Digital Humanities in practice – Part 1
Nano Nagle Heritage Centre,
On Wednesday, 18th October 2017, I had the opportunity to visit Nano Nagle Place in Cork City with the Digital Humanities program at UCC. It was a valuable experience that expanded my understanding of the practical application of the training I receive as a Digital Humanities student. The introductory video found on the centre’s website http://nanonagleplace.ie/ is informative and highly worthwhile viewing to familiarise yourself with Nano Nagle and her work.
Exiting the gift shop, and making our way into the heritage display, we were greeted by a large projection of an 18th Century map of Cork City.

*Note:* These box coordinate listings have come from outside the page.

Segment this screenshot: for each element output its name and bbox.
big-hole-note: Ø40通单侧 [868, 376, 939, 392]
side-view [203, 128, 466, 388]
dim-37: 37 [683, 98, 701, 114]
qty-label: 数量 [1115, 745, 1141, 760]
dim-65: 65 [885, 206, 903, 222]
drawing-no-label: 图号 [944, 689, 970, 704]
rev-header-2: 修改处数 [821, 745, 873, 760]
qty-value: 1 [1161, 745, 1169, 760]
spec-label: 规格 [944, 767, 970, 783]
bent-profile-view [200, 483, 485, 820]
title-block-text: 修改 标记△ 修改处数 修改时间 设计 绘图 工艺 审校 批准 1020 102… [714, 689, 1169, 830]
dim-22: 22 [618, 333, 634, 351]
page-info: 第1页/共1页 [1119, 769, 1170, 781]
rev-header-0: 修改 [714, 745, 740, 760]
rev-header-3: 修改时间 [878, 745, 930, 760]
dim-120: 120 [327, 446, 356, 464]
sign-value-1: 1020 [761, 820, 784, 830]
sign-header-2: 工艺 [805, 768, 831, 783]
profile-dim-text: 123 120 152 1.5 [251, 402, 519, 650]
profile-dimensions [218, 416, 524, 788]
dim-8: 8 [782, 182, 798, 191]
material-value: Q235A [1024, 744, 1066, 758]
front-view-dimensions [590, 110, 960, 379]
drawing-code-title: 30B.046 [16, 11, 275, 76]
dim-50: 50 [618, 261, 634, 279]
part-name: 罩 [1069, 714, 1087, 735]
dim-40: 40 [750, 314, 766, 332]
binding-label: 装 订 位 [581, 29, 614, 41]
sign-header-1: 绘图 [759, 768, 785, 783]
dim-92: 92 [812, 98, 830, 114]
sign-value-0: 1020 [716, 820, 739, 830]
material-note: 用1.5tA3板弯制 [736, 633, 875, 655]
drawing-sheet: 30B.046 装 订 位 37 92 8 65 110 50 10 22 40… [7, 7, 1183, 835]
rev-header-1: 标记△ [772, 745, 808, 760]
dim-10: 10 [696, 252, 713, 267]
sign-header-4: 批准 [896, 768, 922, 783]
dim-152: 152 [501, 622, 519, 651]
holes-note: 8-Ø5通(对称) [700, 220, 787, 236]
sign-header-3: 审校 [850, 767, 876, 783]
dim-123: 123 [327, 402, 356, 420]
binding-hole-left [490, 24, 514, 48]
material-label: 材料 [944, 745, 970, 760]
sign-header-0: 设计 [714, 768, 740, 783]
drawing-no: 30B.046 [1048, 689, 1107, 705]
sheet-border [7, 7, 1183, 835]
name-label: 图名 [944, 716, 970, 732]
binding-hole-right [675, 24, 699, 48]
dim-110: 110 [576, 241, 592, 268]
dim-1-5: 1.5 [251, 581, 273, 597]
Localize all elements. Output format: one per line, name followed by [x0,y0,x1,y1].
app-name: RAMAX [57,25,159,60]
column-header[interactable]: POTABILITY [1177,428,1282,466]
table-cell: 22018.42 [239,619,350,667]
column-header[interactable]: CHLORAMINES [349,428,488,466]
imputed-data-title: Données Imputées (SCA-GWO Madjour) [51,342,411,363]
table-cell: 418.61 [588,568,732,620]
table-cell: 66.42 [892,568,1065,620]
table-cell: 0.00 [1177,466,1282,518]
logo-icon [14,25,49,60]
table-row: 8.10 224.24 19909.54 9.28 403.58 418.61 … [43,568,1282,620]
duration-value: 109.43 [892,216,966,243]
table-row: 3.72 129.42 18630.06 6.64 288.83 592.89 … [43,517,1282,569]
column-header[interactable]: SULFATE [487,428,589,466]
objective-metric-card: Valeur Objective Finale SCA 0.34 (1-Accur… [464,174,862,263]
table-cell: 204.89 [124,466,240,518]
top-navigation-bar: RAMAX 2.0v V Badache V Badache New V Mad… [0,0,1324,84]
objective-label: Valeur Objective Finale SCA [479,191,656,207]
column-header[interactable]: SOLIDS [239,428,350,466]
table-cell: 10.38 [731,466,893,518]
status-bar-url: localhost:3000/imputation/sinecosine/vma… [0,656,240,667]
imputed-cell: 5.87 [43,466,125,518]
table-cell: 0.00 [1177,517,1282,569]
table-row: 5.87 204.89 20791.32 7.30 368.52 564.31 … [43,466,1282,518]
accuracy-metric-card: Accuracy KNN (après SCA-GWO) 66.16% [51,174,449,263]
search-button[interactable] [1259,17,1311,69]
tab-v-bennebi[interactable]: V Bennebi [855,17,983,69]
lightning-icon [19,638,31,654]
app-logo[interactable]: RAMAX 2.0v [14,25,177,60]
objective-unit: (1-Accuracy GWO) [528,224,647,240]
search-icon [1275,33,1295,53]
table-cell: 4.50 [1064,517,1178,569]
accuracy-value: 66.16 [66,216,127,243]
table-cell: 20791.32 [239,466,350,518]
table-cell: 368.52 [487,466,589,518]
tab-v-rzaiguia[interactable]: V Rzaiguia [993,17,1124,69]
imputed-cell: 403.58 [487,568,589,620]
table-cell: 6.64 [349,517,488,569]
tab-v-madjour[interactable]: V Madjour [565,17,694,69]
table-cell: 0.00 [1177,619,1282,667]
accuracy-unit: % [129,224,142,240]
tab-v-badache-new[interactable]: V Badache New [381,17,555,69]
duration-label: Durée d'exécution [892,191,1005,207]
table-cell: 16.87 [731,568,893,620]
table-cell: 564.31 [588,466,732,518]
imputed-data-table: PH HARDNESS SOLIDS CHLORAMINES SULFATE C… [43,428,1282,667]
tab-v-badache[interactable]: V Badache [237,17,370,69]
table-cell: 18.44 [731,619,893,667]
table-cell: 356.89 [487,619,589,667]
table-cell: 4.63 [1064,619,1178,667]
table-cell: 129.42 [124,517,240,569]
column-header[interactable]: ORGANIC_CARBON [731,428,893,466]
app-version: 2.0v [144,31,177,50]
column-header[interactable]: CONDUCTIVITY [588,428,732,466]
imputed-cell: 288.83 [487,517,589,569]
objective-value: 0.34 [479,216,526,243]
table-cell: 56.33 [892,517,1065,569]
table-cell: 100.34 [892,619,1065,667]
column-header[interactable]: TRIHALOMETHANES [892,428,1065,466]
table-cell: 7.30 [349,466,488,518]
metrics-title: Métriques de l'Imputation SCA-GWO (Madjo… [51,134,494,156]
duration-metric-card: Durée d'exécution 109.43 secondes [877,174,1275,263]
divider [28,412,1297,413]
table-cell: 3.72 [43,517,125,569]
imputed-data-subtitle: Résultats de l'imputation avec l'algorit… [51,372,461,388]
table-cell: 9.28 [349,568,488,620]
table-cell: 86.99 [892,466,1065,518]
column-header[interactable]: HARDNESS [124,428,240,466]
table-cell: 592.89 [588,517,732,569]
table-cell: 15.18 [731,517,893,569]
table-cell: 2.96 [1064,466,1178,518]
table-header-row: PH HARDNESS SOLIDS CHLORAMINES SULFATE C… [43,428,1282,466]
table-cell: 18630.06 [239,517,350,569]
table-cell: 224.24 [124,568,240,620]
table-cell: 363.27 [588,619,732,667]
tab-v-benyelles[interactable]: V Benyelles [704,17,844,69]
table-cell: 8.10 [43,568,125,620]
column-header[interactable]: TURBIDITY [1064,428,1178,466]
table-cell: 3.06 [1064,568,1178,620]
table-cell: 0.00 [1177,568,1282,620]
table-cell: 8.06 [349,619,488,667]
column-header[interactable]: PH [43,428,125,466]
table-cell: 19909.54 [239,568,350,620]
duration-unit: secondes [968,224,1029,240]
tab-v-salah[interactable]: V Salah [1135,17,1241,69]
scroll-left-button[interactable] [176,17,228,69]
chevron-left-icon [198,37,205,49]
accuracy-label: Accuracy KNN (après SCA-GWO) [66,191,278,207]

The comparison between the dark streets of Cork described in the introductory video above, and this dark narrow entry into the heritage display, set the scene for a compelling narrative journey. Details of Nano’s life and work were displayed in various portions of the centre on walls and screens, and artefacts from her life, in glass cases. There was a heavy focus on the religious aspect of her life. As a consequence of Nano founding both the Ursulines (1771) and Presentation Sisters (1775) in Cork, she was able to accomplish greater outreach to the sick, poor, and uneducated. Through these orders Nano’s influence is still felt today. One interactive visual display depicted a map of Nano Nagle’s influence throughout the world, while another offered numerous videos to choose from each detailing the current work of these orders in different parts of the world.
The various methods adopted to present information, makes the history of Nano Nagle accessible to all ages. Information boards, on many occasions, were accompanied by audio and interactive visual presentations, adding depth of knowledge and experience to the static information. In the choir-stalls visitors can sit down and have a ‘gaming-chair’ experience, with an interactive screen in front, and speakers in surround-sound cradling your head.
There are fixed displays, as well as full wall projected images and videos. Preserving and presenting information in this manner ensures that the story of Nano is not lost, only to be told within the religious orders she founded. In an age where entertainment is interactive, this heritage centre provides an engaging experience in which visitors can pick and choose how they assimilate information. While there is a natural “visitor-flow” through the centre, there are no guards dictating that you cannot re-visit a section, or re-examine an artefact, digital or otherwise.
The architecture and acoustics of the church, pose a small problem to the audio information delivered at various points therein.
The movement and light chatter of 20+ respectful students resonated through the room and disrupted the audio portion of on-going presentations. Perhaps this could be solved by having headphones available at certain AV stations.
The heritage centre is ideally situated. The winding veins of Cork City are the narrow streets that Nano walked. This centre would be an asset in any part of the city, but locating it within a stone’s throw of the current Presentation Sisters Convent, ensures that visitors are mindful that her legacy lives on. Volunteers and goodwill are still the lifeblood of this city.